Price is only an issue if the buyer can’t decide between two equivalent things, and in fact is not the key criterion for a sale by any means. If the pipeline process has been extended back far enough in the buyer’s process, it will be hugely more successful, and things such a price and detailed product features comparisons are far less important.
The goal is to get your spanners, nuts and bolts out and get your pipeline built right back into the early stages of a change process, long before it is clear that a tender or request for proposal will be made. Forget about selling, think about facilitating the buyer’s decision process. Many of these things have little to do with your product or service and can cover a diverse range of issues, mostly internal and sometimes quite specific to individual buyers. You can then drop the number of prospects to chase, as the leaks will be getting fixed by this attitude shift alone.
If you don’t extend your pipeline you are trying to catch, or tap into, an existing flow. Pipeline or funnel, call it what you will, but as in the real world example of trying to catch fluid in mid-flow, it is tricky, messy and a very leaky operation indeed. Pipelines do not work well when they are too short and far away from the source!

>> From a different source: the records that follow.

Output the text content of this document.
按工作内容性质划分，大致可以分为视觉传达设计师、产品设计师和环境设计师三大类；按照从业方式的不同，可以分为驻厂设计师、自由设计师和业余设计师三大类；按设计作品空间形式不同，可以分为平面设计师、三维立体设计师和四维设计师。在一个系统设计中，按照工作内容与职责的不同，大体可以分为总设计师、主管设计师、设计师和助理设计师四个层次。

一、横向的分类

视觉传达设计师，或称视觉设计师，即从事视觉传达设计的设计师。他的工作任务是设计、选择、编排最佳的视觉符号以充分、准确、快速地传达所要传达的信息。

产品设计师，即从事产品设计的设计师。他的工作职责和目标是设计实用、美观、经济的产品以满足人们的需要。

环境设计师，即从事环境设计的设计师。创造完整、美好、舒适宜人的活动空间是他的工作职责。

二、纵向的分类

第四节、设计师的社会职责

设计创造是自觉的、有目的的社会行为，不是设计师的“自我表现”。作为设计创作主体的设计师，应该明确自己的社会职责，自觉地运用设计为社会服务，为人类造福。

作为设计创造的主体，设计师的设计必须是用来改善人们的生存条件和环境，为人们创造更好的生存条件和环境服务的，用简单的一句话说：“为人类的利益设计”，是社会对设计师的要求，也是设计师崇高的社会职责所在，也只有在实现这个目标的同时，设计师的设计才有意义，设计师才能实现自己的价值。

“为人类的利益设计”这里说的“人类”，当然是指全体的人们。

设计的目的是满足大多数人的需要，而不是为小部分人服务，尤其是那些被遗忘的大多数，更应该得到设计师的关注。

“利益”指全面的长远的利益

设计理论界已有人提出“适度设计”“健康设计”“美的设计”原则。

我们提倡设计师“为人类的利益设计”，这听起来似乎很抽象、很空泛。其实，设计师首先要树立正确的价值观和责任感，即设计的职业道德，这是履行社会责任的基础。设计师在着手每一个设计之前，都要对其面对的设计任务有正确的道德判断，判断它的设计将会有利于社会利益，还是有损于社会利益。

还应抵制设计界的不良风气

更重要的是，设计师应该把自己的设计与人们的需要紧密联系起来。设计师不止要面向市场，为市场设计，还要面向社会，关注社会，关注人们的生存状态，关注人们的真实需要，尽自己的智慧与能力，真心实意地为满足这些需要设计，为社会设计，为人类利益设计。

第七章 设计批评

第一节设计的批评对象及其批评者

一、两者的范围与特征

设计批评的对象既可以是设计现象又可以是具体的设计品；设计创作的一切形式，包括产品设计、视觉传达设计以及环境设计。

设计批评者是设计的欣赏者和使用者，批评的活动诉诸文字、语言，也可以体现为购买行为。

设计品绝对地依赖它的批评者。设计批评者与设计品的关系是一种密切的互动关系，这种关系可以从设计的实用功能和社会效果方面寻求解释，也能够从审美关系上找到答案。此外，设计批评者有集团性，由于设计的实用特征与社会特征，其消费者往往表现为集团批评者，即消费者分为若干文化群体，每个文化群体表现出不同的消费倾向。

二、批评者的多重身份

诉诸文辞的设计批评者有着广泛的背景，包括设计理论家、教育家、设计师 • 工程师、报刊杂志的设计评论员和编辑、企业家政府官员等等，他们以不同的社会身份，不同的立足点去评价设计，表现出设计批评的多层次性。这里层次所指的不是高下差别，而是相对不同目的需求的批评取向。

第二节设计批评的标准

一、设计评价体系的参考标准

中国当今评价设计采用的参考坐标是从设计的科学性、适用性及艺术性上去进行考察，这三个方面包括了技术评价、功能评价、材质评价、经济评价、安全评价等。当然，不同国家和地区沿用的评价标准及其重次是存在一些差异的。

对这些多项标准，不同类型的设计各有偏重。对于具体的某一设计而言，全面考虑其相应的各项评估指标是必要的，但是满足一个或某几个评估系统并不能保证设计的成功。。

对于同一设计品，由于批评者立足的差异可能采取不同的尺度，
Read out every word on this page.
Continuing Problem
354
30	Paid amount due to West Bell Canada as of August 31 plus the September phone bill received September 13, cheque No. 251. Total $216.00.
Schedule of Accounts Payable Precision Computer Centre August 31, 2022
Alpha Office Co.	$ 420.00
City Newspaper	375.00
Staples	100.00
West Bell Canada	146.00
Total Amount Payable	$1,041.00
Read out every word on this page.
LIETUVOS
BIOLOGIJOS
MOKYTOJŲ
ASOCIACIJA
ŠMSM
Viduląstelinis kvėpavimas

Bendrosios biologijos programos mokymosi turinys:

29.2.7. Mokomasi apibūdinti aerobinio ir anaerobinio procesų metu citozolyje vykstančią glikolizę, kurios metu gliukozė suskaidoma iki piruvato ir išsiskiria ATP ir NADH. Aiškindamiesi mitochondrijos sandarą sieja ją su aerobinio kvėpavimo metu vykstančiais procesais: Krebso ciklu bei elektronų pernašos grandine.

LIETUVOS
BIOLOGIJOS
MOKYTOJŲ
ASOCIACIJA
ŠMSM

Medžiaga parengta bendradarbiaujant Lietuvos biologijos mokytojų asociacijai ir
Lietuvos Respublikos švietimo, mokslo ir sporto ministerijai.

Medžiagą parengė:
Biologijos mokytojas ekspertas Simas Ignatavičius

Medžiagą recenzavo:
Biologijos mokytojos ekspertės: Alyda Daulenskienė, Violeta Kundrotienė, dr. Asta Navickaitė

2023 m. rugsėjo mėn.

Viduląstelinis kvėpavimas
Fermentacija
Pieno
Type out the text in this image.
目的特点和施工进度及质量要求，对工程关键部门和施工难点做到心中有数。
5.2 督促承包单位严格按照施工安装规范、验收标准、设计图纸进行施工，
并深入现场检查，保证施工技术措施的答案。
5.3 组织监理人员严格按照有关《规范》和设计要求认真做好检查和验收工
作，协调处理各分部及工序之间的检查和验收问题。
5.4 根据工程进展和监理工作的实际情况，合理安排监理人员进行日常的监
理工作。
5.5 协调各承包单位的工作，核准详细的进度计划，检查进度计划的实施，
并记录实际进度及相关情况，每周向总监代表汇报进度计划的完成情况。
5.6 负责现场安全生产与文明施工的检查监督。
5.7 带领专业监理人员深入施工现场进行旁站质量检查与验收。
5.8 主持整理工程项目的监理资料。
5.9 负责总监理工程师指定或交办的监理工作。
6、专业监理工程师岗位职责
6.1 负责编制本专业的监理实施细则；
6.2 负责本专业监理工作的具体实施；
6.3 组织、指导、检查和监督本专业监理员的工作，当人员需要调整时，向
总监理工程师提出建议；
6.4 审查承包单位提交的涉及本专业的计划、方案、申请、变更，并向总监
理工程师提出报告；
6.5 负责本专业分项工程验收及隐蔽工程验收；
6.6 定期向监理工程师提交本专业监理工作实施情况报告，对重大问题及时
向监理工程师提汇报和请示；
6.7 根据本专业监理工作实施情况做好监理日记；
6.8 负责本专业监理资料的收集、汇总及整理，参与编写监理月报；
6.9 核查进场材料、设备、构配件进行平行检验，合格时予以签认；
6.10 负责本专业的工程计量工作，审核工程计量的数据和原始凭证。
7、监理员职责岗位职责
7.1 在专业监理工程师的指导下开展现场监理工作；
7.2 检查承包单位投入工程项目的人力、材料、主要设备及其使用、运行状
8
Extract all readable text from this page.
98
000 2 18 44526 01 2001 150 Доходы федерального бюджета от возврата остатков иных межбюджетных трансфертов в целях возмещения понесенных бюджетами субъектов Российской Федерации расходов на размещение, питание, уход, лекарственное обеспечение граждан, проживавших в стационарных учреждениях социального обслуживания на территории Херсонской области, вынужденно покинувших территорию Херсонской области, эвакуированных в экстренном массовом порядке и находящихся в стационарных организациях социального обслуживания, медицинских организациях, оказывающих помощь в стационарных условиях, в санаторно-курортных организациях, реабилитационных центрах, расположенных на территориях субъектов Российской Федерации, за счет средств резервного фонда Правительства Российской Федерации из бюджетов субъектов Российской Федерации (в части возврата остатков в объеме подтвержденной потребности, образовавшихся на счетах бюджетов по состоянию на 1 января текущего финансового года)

Hence the simple conclusion is that you need to focus on buyer experience. I now think that the time is right to talk about buyer experience and allow an improvement in your sales effectiveness, paradoxically not by thinking of it as sales but as buyer experience improvement. When we say buyer experience we mean not simply as that of the contact with your company, but the whole experience of making a decision about buying. The difference in thinking produces remarkable results!